Felipe
González para la gente de mi generación −que es la suya− fue un líder carismático y poderoso al que
admiramos muchos años y con el que contrajimos una deuda de gratitud por los
éxitos electorales del PSOE que lideró, que a todos nos beneficiaron de alguna
manera. Estuvimos con él a las maduras y también a las duras cuando insidiosa e
hipócritamente se le señaló como responsable último de hechos truculentos
derivados de la lucha contra el terrorismo etarra. En este aspecto mi
solidaridad con él sigue intacta.
Al
perder el Gobierno en 1996, manifestó
que los expresidentes eran como jarrones
chinos que no se sabía muy bien qué hacer con ellos. Fue un guiño irónico. Él
sí que ha sabido qué hacer con su vida. Da conferencias, asiste a foros
internacionales, hace influyentes declaraciones, asesora a poderosas
corporaciones y circula por el mundo predicando las bondades de la
globalización como un señorón de reconocido prestigio, que se acrecienta o al
menos se conserva por el hecho de ser asiduo asistente a los salones del Poder,
como aquellas duquesas viejas que, aunque arruinadas, tienen siempre un puesto
reservado en las veladas de los palacios reales.
Ya en
sus tiempos de declive político −cuando Aznar le gritaba «Váyase, señor
González», corolario del eslogan ‘Despilfarro, paro y corrupción’− el discurso
de Felipe González, otrora cálido y
brillante, empezó a hacerse mórbido y
torturado por una morfosintaxis plagada de anacolutos y derivas circulares y
reiterativas, fronterizas con el habla cantinflesca. Hoy, al cabo de los años,
las palabras de Felipe González, que no cesan de influir en la vida del PSOE,
están atormentadas por la paradoja, esa figura de pensamiento que presenta
aserciones absurdas con apariencias de razonabilidad.
En el
postzapaterismo, F. González se empeñó en sostener que el mejor líder posible, el
óptimo estadista con la idea de España más clara y distinta era Pérez Rubalcaba,
sólo que la gente no le votaba. Nunca nos aclaró el sabio líder el porqué de tamaña
contradicción. No hace mucho declaraba con no poca sorna: «que conste que no
soy dios (aunque sé que muchos creen que lo soy), pero yo sé que no soy dios».
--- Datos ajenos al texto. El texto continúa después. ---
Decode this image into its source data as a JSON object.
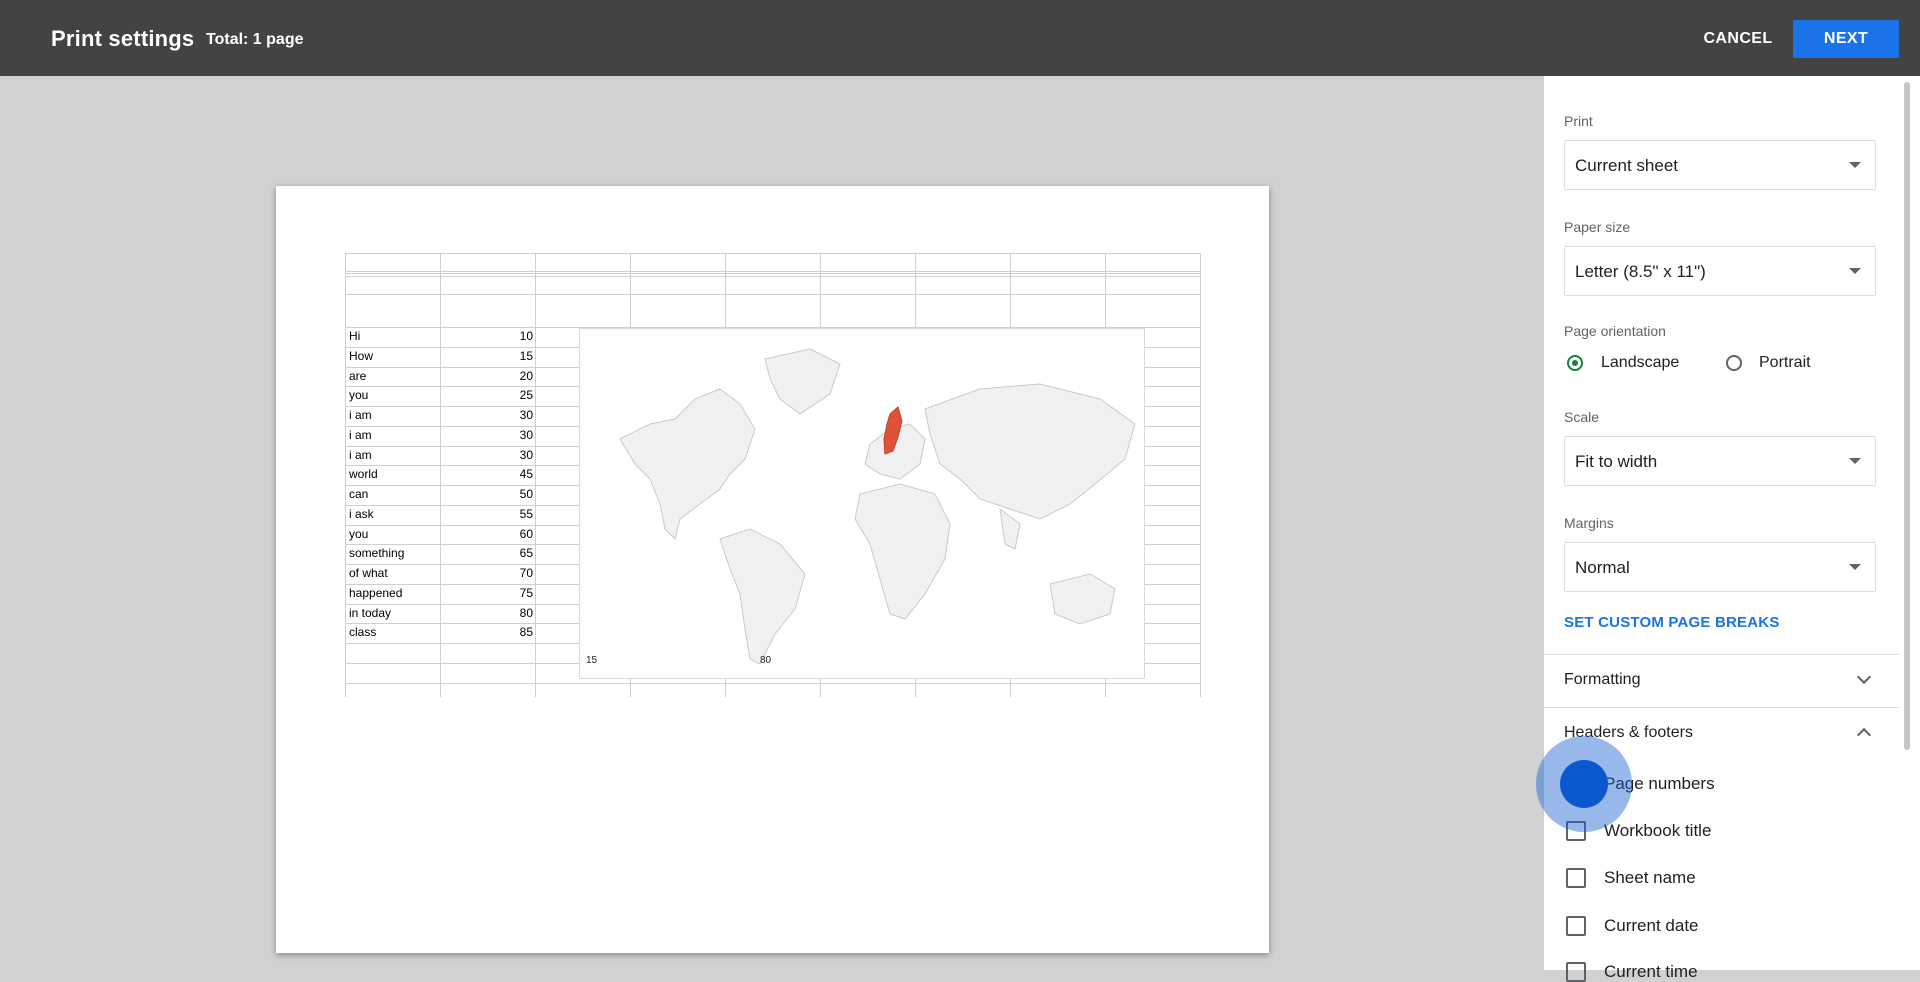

Bonita paradoja. Él sabe que no es dios, pero siendo muy consciente de que
muchos creen en su naturaleza divina, también lo es de que detenta los poderes
que a tal naturaleza se le reconocen.
Le
preguntan en tierras del susanato: «¿Apoya a Susana Díaz para el liderazgo del
PSOE?». «No −responde−, todos los candidatos que he apoyado hasta ahora han
perdido, así que no apoyo a Susana para no perjudicarla». Por consiguiente, cabe
pensar, que la ayudaría públicamente, si su gesto no se volviese en contra de
la protegida. Sabido, pues, que está a favor de la líder andaluza −¿no ha dicho
a sus acólitos que ella es el futuro del PSOE?−, ¿cómo logrará F. González liberarnos de este
bucle paradójico?
En la
entrevista concedida al corresponsal de Figaro
para Politique Internacional, Felipe
González no sólo desprecia a Pedro Sánchez. También de Rajoy dice que no tiene
idea o proyecto para España; de Zapatero, que no se enteró de la crisis y que
perdió el tiempo, y a Pablo Iglesias lo moteja de epígono de Toni Negre, Lenin 3.0
y Hugo Chávez... Textualmente, preguntado por la propuesta de «une visión pour l`Espagne» de Pedro
Sánchez, afirma: «Je en sais pas. Sans
parler d’un discours à la de Gaulle, je en suis sûr qu´il puisse tenir sur le
sujet ‘Que peut-on faire de lÉspagne?’ pendant plus d´une demi-heure. Je crois qu´il s´interesse beaucoup á son parti qu´an
pays». De
Gaulle, idea de España, la Nación contrapuesta al Partido... Grandes palabras
de la retórica al servicio de la descalificación de los ignorantes que no están
a la altura. Casi nada. ¿Quién será capaz de hablar de España más de media
hora, fuera del gran Felipe González?
Hay muchas formas de adentrarse en el
dramático territorio de la vejez. La perspectiva de quedarnos sin voz es
desoladora. Aceptar que nadie hablará de nosotros cuando estemos muertos o, en
otro caso, que hablarán bien o mal, cosificándonos en todo caso, se conlleva
mal con las personalidades soberbias. La soberbia es un lujo que pocos se
pueden permitir. Acaso Felipe González pueda, pero hay que saber que quien dice
lo que quiere debe estar dispuesto a oír lo que no quiere.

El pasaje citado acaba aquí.